Antes de prosseguir pretendo sublinhar que não é esse evento que nos move e ou desperta interesse. Também não vai beliscar as boas relações com a Autarquia. E por último, saudações desportivas para os homenageados nestas 21 edições. Nada disto me impede de dizer que em minha e nossa opinião, o evento assenta critérios desconhecedores da realidade desportiva. Ao longo destes 21 anos, o Mérito Desportivo do União FC Moitense, traduzido  em resultados  nunca foi reconhecido pelos promotores desse evento. O clube sagrou-se seis vezes Campeão Distrital em vários escalões, uma em infantis, que é o título máximo possível nesse escalão em que não existe campeonato nacional, com final ganha em Sesimbra por 3 – 1 ao Vitória de Setúbal. Venceu um torneio Internacional de Futebol Juvenil “Aveiro Cup” em final disputada com o Beira Mar de Aveiro que na altura militava no Campeonato Nacional da 1.ª Divisão de Seniores. Foi vice-campeão do Torneio Internacional de Futebol Juvenil “Champions in Loures”, e atingiu a meia-final no maior Torneio Internacional de Futebol Juvenil, GOTHIA CUP, na cidade de Gotemburgo (Suécia) tendo sido o primeiro clube português a participar nesse torneio.

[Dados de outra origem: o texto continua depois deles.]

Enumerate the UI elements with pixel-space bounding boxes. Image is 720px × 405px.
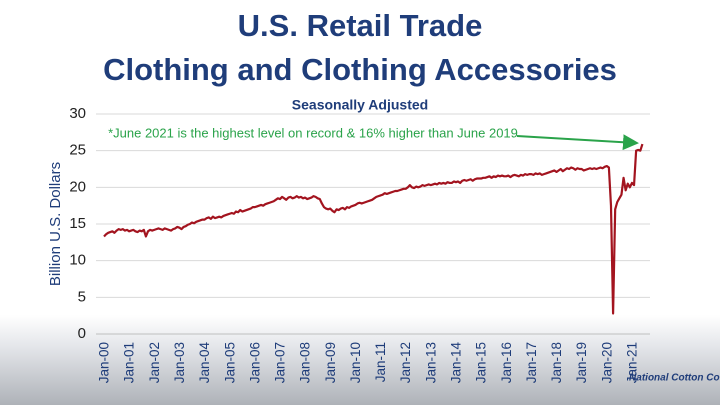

Venceu também em vários escalões os Torneios Complementares, que são as segundas provas da Associação de Futebol de Setúbal, que conta com perto de 13 mil atletas inscritos. Vencer um campeonato distrital de futebol, obriga a ser os melhores num conjunto de 16 equipas, cerca de 480 atletas e centenas de horas de treino e jogo. Não tive conhecimento que algum clube do concelho da Moita tenha sido campeão nacional em basquetebol, andebol, voleibol, hóquei em patins e futebol, também sabemos que não, isso é só para os muito grandes. Tenho a certeza que esses critérios foram criados por alguém que de desporto nada sabe e incompreensivelmente ainda não foram corrigidos.